Logo: University of Southern California

Project Title:
Development of a physics-based process model for co-cure bonding of honeycomb-core sandwich structures

Researchers:

Dan Zebrine, Mark Anders, Colten Elkin, Timotei Centea


Summary:

A collaborative project between the M.C. Gill Composites Center at USC and the Center for Composite Materials at the University of Delaware, aimed at developing a physics-based process model that can describe key aspects of the co-cure of honeycomb core sandwich structures. The primary focus of the modeling is the prediction of the adhesive bond-line formation and evolution. However, the numerical implementation of the model is expected to also address consolidation phenomena within the face-sheets. The planned work consists of a four-year model development effort supported by concurrent experiments consisting of material characterization, lab-scale manufacturing and validation case studies. The expected outputs are a model capable of accurately predicting bond-line characteristics (fillet shape, bond-line porosity) for a given set of material and process inputs, and an improved, systemic understanding of the underlying physics of co-cure.

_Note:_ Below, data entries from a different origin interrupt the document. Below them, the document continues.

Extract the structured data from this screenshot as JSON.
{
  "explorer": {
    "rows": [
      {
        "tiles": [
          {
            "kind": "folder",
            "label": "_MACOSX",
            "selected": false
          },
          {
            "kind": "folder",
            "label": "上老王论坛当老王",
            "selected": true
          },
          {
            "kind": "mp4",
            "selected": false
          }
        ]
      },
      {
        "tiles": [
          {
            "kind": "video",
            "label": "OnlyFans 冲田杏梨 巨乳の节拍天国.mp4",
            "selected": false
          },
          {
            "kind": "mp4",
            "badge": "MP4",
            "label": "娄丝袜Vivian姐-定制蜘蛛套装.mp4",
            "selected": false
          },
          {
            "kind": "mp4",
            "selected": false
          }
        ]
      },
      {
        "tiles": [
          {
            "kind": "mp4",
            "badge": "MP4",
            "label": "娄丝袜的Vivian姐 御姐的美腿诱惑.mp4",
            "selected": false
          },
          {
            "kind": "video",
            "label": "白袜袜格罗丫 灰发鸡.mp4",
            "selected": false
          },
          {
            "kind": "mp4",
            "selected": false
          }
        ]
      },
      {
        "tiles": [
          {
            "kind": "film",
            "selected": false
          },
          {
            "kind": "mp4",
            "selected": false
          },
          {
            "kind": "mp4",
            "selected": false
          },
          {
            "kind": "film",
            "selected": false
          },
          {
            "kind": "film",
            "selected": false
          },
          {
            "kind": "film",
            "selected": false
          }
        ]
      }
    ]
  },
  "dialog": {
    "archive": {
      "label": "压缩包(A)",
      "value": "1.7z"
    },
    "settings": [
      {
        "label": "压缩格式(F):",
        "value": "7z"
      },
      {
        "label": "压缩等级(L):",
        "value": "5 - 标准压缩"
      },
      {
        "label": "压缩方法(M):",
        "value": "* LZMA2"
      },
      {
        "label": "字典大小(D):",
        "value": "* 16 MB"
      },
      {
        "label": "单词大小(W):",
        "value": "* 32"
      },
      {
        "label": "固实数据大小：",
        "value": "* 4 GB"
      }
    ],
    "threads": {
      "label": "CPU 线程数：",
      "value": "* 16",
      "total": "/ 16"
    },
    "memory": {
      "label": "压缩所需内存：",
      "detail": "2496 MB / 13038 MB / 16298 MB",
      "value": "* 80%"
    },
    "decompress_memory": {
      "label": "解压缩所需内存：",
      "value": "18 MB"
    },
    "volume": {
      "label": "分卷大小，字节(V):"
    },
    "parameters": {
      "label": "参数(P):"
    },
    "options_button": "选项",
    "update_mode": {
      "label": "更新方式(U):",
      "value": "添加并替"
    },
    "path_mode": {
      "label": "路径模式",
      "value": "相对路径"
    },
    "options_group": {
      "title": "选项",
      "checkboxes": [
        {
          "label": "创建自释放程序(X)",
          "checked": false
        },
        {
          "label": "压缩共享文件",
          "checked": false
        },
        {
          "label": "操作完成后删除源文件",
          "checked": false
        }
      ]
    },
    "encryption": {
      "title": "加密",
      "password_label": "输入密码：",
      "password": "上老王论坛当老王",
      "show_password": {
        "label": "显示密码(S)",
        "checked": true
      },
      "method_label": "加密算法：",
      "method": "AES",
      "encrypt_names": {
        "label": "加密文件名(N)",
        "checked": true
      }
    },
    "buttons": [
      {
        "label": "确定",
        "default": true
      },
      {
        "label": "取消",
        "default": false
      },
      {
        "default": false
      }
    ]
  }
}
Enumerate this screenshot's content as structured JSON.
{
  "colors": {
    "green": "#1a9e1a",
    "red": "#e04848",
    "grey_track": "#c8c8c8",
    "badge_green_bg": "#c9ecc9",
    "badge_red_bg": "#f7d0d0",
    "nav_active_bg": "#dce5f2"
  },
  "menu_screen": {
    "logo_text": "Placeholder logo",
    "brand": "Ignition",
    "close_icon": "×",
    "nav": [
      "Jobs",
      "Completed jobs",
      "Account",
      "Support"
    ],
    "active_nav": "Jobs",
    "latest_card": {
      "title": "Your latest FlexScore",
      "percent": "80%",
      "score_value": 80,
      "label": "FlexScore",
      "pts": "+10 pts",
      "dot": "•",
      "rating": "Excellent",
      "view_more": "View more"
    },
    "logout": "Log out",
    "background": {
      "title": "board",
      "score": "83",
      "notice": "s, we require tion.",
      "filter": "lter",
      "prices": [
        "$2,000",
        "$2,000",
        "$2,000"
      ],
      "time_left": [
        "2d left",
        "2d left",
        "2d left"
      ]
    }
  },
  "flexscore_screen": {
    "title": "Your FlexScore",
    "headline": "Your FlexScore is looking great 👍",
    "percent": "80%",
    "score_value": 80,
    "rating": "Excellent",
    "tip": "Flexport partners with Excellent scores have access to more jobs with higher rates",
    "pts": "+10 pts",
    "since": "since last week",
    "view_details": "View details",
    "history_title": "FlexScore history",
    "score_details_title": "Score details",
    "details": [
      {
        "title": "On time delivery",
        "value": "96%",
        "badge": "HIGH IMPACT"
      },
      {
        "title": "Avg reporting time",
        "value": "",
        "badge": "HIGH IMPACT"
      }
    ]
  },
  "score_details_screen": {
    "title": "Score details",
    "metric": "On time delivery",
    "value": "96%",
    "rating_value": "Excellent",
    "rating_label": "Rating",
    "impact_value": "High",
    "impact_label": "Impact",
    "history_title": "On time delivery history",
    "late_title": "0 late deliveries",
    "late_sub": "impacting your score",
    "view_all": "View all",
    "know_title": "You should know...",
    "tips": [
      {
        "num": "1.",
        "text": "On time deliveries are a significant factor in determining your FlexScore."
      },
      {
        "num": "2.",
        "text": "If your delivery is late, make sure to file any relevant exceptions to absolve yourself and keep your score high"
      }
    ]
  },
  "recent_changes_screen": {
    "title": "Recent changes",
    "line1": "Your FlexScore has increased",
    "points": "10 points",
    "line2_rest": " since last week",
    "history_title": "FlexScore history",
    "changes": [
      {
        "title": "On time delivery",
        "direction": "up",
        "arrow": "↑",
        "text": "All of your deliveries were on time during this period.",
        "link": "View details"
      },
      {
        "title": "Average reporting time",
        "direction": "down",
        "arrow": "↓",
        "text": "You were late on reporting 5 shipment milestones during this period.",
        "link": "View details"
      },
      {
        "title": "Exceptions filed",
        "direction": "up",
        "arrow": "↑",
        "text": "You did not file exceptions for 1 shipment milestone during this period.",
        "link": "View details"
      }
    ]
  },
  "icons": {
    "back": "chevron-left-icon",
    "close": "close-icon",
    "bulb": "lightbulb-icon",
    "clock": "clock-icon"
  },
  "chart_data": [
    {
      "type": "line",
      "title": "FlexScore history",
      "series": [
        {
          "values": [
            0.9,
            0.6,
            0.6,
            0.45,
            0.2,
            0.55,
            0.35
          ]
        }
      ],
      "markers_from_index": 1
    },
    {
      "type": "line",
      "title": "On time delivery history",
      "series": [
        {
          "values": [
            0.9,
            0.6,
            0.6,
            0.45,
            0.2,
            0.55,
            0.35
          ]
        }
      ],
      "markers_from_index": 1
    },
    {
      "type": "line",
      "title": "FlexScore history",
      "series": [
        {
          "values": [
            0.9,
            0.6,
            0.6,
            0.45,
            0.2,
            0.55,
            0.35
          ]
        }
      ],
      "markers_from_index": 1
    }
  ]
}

A reliable predictive model for bond-line quality will deliver substantial benefits. Such process modeling will reduce/eliminate the trial-and-error associated with optimizing the cure cycle for a specific part, and therefore result in faster process development. Furthermore, predictive models will also allow users to evaluate the effects of specific part characteristics on process-induced defects, and combine computer-aided part design (CAD) with computer-aided manufacturing (CAM). Both points will accelerate the insertion of new materials, designs, processes and parts into service. Finally, a physics-based process model for bond-line quality will clarify the complex relationships between material properties, part characteristics, process conditions and microstructural quality. In extremis, a more detailed understanding of these interactions will help identify desirable material, part or process characteristics, and guide further technological and process development.